Debashree Mukherjee is Associate Professor of film and media in the Department of Middle Eastern, South Asian, and African Studies (MESAAS) at Columbia University. She is author of Bombay Hustle: Making Movies in a Colonial City (2020), which approaches film history as an ecology of material practices and practitioners. Her second book project, Media at the Dawn of Planetary Extraction, develops a media history of  South Asian indentured labor migration and plantation capitalism. Debashree edits the peer-reviewed journal BioScope: South Asian Screen Studies and has published in journals such as Film History, Feminist Media Histories, and Representations. 
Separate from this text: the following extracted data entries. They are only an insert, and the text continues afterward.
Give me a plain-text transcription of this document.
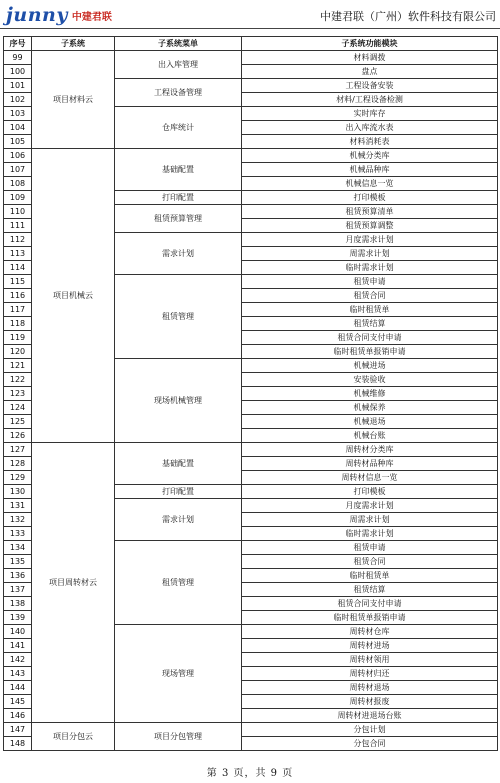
junny 中建君联	中建君联（广州）软件科技有限公司
序号	子系统	子系统菜单	子系统功能模块
99	项目材料云	出入库管理	材料调拨
100			盘点
101		工程设备管理	工程设备安装
102			材料/工程设备检测
103		仓库统计	实时库存
104			出入库流水表
105			材料消耗表
106	项目机械云	基础配置	机械分类库
107			机械品种库
108			机械信息一览
109		打印配置	打印模板
110		租赁预算管理	租赁预算清单
111			租赁预算调整
112		需求计划	月度需求计划
113			周需求计划
114			临时需求计划
115		租赁管理	租赁申请
116			租赁合同
117			临时租赁单
118			租赁结算
119			租赁合同支付申请
120			临时租赁单报销申请
121		现场机械管理	机械进场
122			安装验收
123			机械维修
124			机械保养
125			机械退场
126			机械台账
127	项目周转材云	基础配置	周转材分类库
128			周转材品种库
129			周转材信息一览
130		打印配置	打印模板
131		需求计划	月度需求计划
132			周需求计划
133			临时需求计划
134		租赁管理	租赁申请
135			租赁合同
136			临时租赁单
137			租赁结算
138			租赁合同支付申请
139			临时租赁单报销申请
140		现场管理	周转材仓库
141			周转材进场
142			周转材领用
143			周转材归还
144			周转材退场
145			周转材报废
146			周转材进退场台账
147	项目分包云	项目分包管理	分包计划
148			分包合同
第 3 页，共 9 页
Pooja Rangan is Associate Professor of English and Chair of Film and Media Studies at Amherst College. Rangan is the author of Immediations: The Humanitarian Impulse in Documentary (Duke UP 2017), co-editor of Thinking with an Accent: Toward a New Object, Method, and Practice (UC Press 2023), as well as numerous journal articles and essays on topics such as disability and access aesthetics, accent as crip epistemology, forensic listening, and true crime and abolition (available on poojarangan.com). Her forthcoming book The Documentary Audit explores the equation of listening, in documentary discourse, with accountability, asking how accented, crip, and abolitionist modes of listening challenge established documentary values.